Potenza.Scatta l’allarme rifiuti
07 Aprile 2009
di Angela Sozio
E’ di nuovo allarme rifiuti.
La chiusura della discarica di Pallareta allarma la comunità del piccolo paese potentino.
La notizia diffusa in mattinata ha creato numerosi disagi ed allertato la popolazione del comune che ha manifestato lamentando la presenza di un inceneritore perennemente in stand by che vede crescere in maniera sempre più drammatica il volume di accumuli di spazzatura da smaltire.
Secondo una prima analisi effettuata dagli organi preposti, non c’è altra soluzione che spedire l’immondizia fuori dai confini cittadini.
Ci vorrà nelle migliori delle ipotesi, orientativamente un anno circa per poter permettere alla città potentina di eliminare i propri rifiuti in casa.
Da novembre scorso i rifiuti hanno preso la strada di Salandra, così come disposto dalla Provincia che è competente in materia, con un costo alle casse municipali di Potenza di circa 7.000 euro al giorno.

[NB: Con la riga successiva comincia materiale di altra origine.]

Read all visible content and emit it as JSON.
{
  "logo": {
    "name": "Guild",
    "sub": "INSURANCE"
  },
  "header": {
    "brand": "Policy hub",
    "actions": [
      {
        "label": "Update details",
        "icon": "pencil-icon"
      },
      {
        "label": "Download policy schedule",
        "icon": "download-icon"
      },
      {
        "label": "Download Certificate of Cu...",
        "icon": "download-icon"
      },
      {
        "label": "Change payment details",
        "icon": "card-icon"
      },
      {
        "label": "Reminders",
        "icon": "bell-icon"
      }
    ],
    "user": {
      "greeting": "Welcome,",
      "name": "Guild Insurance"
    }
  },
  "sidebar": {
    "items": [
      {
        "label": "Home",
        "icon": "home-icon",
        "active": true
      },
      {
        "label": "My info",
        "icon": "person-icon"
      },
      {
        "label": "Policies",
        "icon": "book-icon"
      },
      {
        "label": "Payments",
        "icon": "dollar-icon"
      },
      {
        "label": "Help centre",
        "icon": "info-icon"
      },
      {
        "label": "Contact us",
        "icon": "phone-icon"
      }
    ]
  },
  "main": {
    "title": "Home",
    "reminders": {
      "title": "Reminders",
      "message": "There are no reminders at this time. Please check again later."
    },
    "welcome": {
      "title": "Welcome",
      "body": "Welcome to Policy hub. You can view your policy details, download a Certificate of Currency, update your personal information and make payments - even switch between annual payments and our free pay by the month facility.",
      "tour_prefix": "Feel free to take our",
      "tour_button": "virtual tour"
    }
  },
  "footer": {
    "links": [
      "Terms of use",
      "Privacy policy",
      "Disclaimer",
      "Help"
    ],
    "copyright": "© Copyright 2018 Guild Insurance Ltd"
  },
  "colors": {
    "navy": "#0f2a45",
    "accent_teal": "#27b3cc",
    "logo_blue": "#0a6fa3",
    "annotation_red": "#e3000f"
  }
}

Il comune del Materano – secondo l’ordinanza dell’amministrazione provinciale – dovrà accogliere i rifiuti potentini fino al termine di maggio e con una proroga continuare a designare la stessa discarica come destinazione ultima dei rifiuti, anche se parte della spazzatura del capoluogo lucano è già stata dirottata a Venosa per evitare di ingolfare l’impianto.

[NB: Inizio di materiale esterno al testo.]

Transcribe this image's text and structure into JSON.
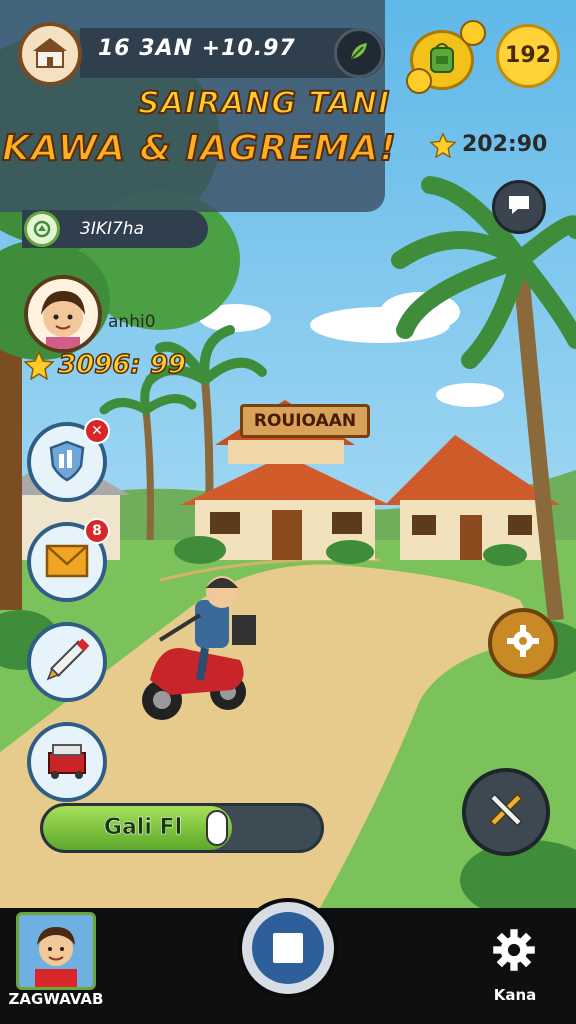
{
  "header": {
    "info_text": "16 3AN +10.97",
    "title_line1": "SAIRANG TANI",
    "title_line2": "KAWA & IAGREMA!"
  },
  "badge": {
    "text": "3IKI7ha"
  },
  "player": {
    "name": "anhi0",
    "score": "3096: 99"
  },
  "side_buttons": [
    {
      "badge": "✕"
    },
    {
      "badge": "8"
    },
    {
      "badge": ""
    },
    {
      "badge": ""
    }
  ],
  "progress": {
    "label": "Gali Fl",
    "fraction": 0.68
  },
  "top_right": {
    "coins": "192",
    "star_score": "202:90"
  },
  "scene": {
    "house_sign": "ROUIOAAN"
  },
  "bottom_nav": {
    "profile_label": "ZAGWAVAB",
    "settings_label": "Kana"
  },
  "colors": {
    "accent_gold": "#ffcc2a",
    "panel": "#2f3f4d",
    "nav_bg": "#0e0f10",
    "primary_blue": "#2e5f9a"
  },
  "icons": [
    "house-icon",
    "leaf-icon",
    "badge-icon",
    "shield-icon",
    "envelope-icon",
    "pencil-icon",
    "toolbox-icon",
    "backpack-icon",
    "star-icon",
    "chat-icon",
    "gear-icon",
    "tools-icon",
    "stop-icon"
  ]
}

“Sul termovalorizzatore – ha spiegato il sindaco Vito Santarsiero a proposito dell’impianto di smaltimento che dovrebbe sostituire la discarica – stiamo definendo gli ultimi dettagli per formalizzare l’intesa con la ditta che si occuperà dei lavori di adeguamento alle normative e della manutenzione straordinaria prima di partire con la fase che ci porterà all’apertura dell’impianto”.
“In realtà – precisa il primo cittadino – non siamo in grado di allargare la discarica nel giro di sette, otto mesi, nella speranza che nel frattempo sia pronto l’inceneritore. Dobbiamo fare i conti – aggiunge – con problemi di approvazione del piano e con un iter autorizzatorio piuttosto complesso”.
La volontà di dare risposte immediate al problema rifiuti c’è, ma il rischio che gli stessi inizino a fare una sorta di “girotondo”che allarma la città di Potenza che con i suoi 70.000 abitanti e con le sue 70 tonnellate di rifiuti prodotte ogni giorno ricopre una posizione centrale nel sistema rifiuti regionale. E qualora la situazione dovesse peggiorare l’intera regione si troverà in difficoltà.